Hartford March for Life, Connecticut’s First, as Abortion Fight Moves to States

The Star News Network National Political Editor Neil W. McCabe spoke with Larry Cirignano of The Children First Foundation about why a pro-life movement is stalled in Washington, D.C. yet seeing growth in the states.


McCabe: In Hartford, pro-life activists held Connecticut’s first March for Life. The Star News Network asked Larry Cirignano of The Children First Foundation why the pro-life movement is growing in the states but is stalled in Washington.

Cirignano: The action is going to happen in the state Houses all over the country. We know that here in Washington we’re frozen with a 50/50 senate, nothing is going to happen. But in the state Houses lots of things are happening. Lots of new ideas, lots of young blood, lots of people who haven’t been involved in the movement before. And we’ll see what happens.

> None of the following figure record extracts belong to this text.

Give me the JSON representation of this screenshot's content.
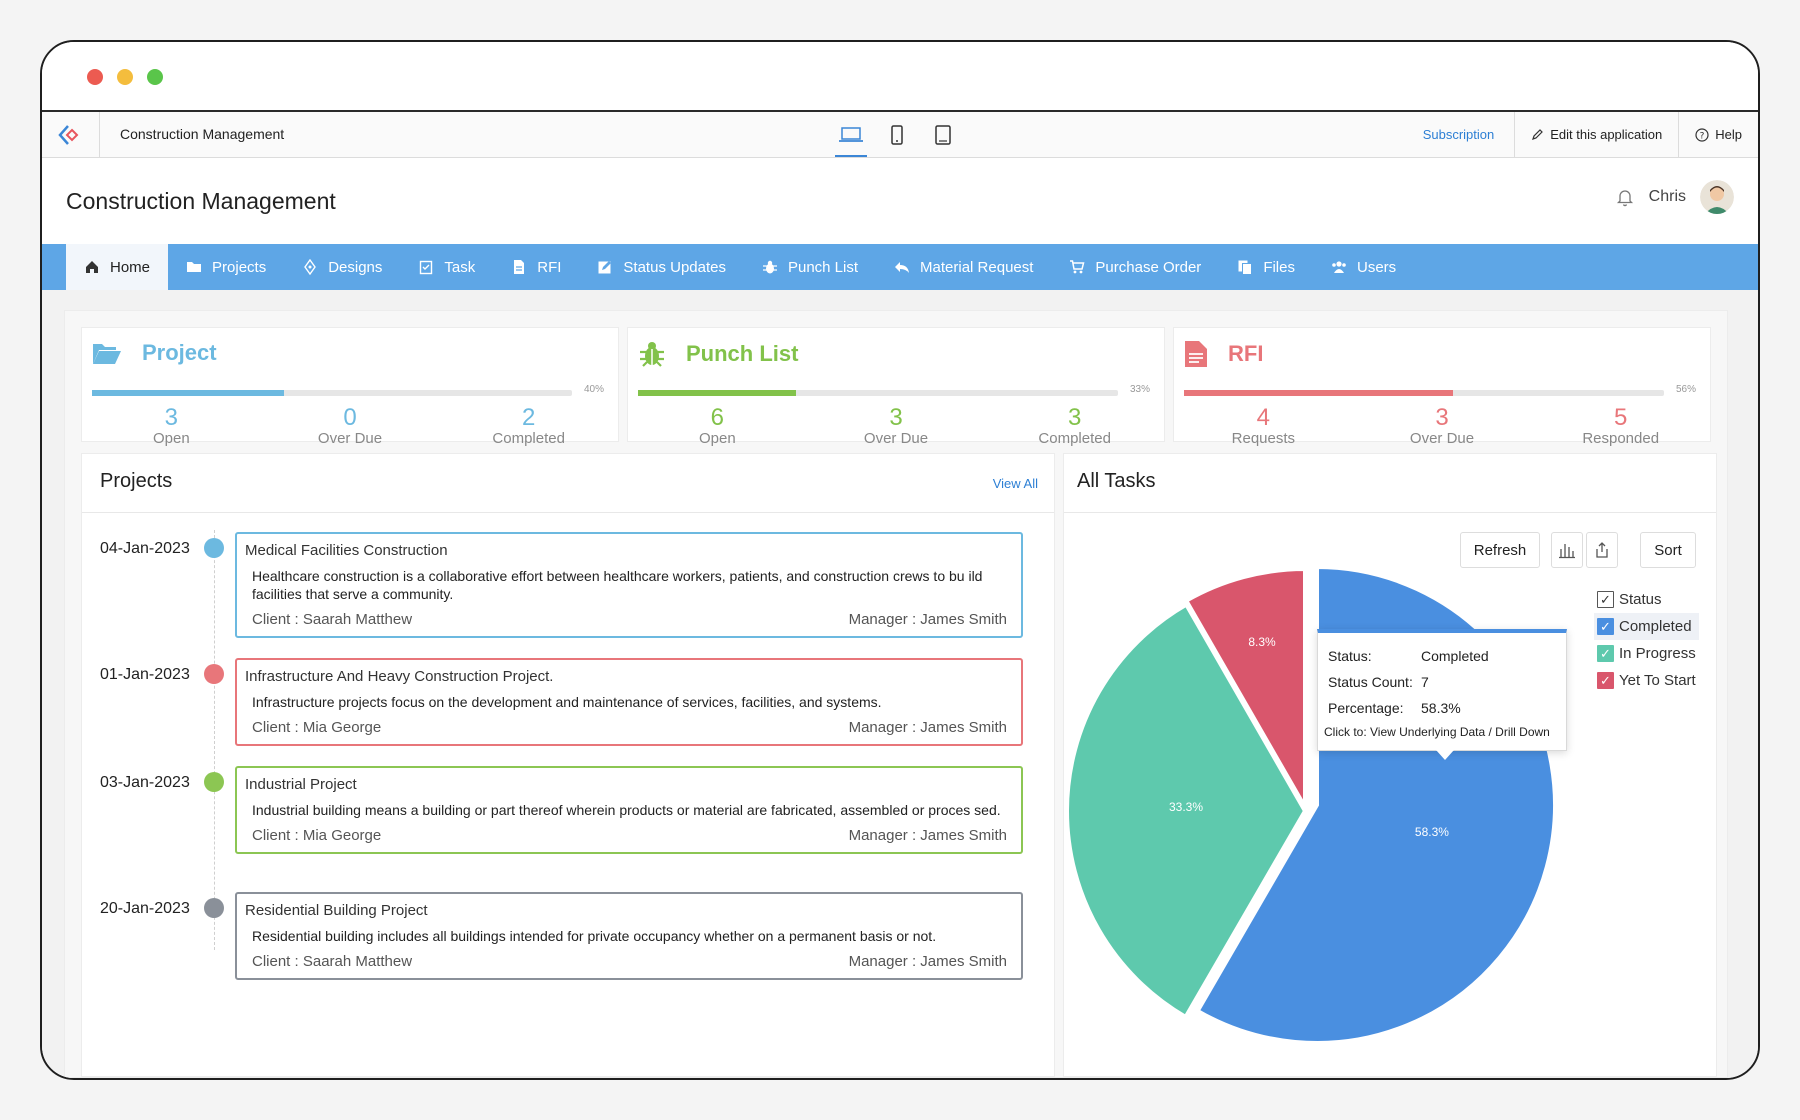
{
  "app": {
    "name": "Construction Management",
    "subscription": "Subscription",
    "edit": "Edit this application",
    "help": "Help"
  },
  "header": {
    "title": "Construction Management",
    "user": "Chris"
  },
  "nav": [
    {
      "label": "Home",
      "icon": "home-icon"
    },
    {
      "label": "Projects",
      "icon": "folder-icon"
    },
    {
      "label": "Designs",
      "icon": "pen-tool-icon"
    },
    {
      "label": "Task",
      "icon": "clipboard-icon"
    },
    {
      "label": "RFI",
      "icon": "document-icon"
    },
    {
      "label": "Status Updates",
      "icon": "edit-icon"
    },
    {
      "label": "Punch List",
      "icon": "bug-icon"
    },
    {
      "label": "Material Request",
      "icon": "reply-icon"
    },
    {
      "label": "Purchase Order",
      "icon": "cart-icon"
    },
    {
      "label": "Files",
      "icon": "files-icon"
    },
    {
      "label": "Users",
      "icon": "users-icon"
    }
  ],
  "stats": [
    {
      "title": "Project",
      "color": "#6cb9e0",
      "progress": 0.4,
      "pct": "40%",
      "items": [
        {
          "value": "3",
          "label": "Open"
        },
        {
          "value": "0",
          "label": "Over Due"
        },
        {
          "value": "2",
          "label": "Completed"
        }
      ]
    },
    {
      "title": "Punch List",
      "color": "#82c24a",
      "progress": 0.33,
      "pct": "33%",
      "items": [
        {
          "value": "6",
          "label": "Open"
        },
        {
          "value": "3",
          "label": "Over Due"
        },
        {
          "value": "3",
          "label": "Completed"
        }
      ]
    },
    {
      "title": "RFI",
      "color": "#e8767a",
      "progress": 0.56,
      "pct": "56%",
      "items": [
        {
          "value": "4",
          "label": "Requests"
        },
        {
          "value": "3",
          "label": "Over Due"
        },
        {
          "value": "5",
          "label": "Responded"
        }
      ]
    }
  ],
  "projects_panel": {
    "title": "Projects",
    "view_all": "View All",
    "items": [
      {
        "date": "04-Jan-2023",
        "color": "#6cb9e0",
        "title": "Medical Facilities Construction",
        "desc": "Healthcare construction is a collaborative effort between healthcare workers, patients, and construction crews to bu ild facilities that serve a community.",
        "client": "Client : Saarah Matthew",
        "manager": "Manager : James Smith"
      },
      {
        "date": "01-Jan-2023",
        "color": "#e8767a",
        "title": "Infrastructure And Heavy Construction Project.",
        "desc": "Infrastructure projects focus on the development and maintenance of services, facilities, and systems.",
        "client": "Client : Mia George",
        "manager": "Manager : James Smith"
      },
      {
        "date": "03-Jan-2023",
        "color": "#8cc653",
        "title": "Industrial Project",
        "desc": "Industrial building means a building or part thereof wherein products or material are fabricated, assembled or proces sed.",
        "client": "Client : Mia George",
        "manager": "Manager : James Smith"
      },
      {
        "date": "20-Jan-2023",
        "color": "#8a9099",
        "title": "Residential Building Project",
        "desc": "Residential building includes all buildings intended for private occupancy whether on a permanent basis or not.",
        "client": "Client : Saarah Matthew",
        "manager": "Manager : James Smith"
      }
    ]
  },
  "tasks_panel": {
    "title": "All Tasks",
    "refresh": "Refresh",
    "sort": "Sort",
    "legend_title": "Status",
    "tooltip": {
      "status_k": "Status:",
      "status_v": "Completed",
      "count_k": "Status Count:",
      "count_v": "7",
      "pct_k": "Percentage:",
      "pct_v": "58.3%",
      "hint": "Click to: View Underlying Data / Drill Down"
    }
  },
  "chart_data": {
    "type": "pie",
    "categories": [
      "Completed",
      "In Progress",
      "Yet To Start"
    ],
    "values": [
      58.3,
      33.3,
      8.3
    ],
    "labels": [
      "58.3%",
      "33.3%",
      "8.3%"
    ],
    "colors": [
      "#4a8fe0",
      "#5ec9ad",
      "#d9566c"
    ],
    "legend_title": "Status",
    "legend_position": "top-right"
  }
}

McCabe: The March for Life in Hartford comes after decades of Connecticut having a reputation as being one of the most pro-abortion states in the union.

Cirignano: In Hartford, we saw people that usually get up at 5:30 in the morning to get on a bus to go to Washington in cold January. Here they can just come into the capital to be happy to be celebrating and to be a force for nature on the pro-life movement.

McCabe: Cirignano said the Hartford March for Life exceeded expectations.

Cirignano: We had a great crowd that saw lots of enthusiasm, lots of youth, lots of fun. (March for Life clip plays) It’s the future of Connecticut.

McCabe: Connecticut’s pro-abortion lawmakers are pushing a bill that would ban state and local entities from cooperating with out-of-state abortion-related criminal investigations and the Connecticut courts would be banned from cooperating with out-of-state abortion-related witness depositions.

Cirignano: In Connecticut, people are upset because the state legislature is going too far, saying they’re going to become a sanctuary for abortionists welcoming people who have committed crimes in other states to come to their state to hide out.

McCabe: In the November first oral arguments in the challenge to the Texas abortion law supreme court justices signaled a willingness to reverse the 1973 Roe v. Wade decision which would not ban abortion, rather return the issue to the states. Reporting for The Star News Network, Neil W. McCabe, Washington.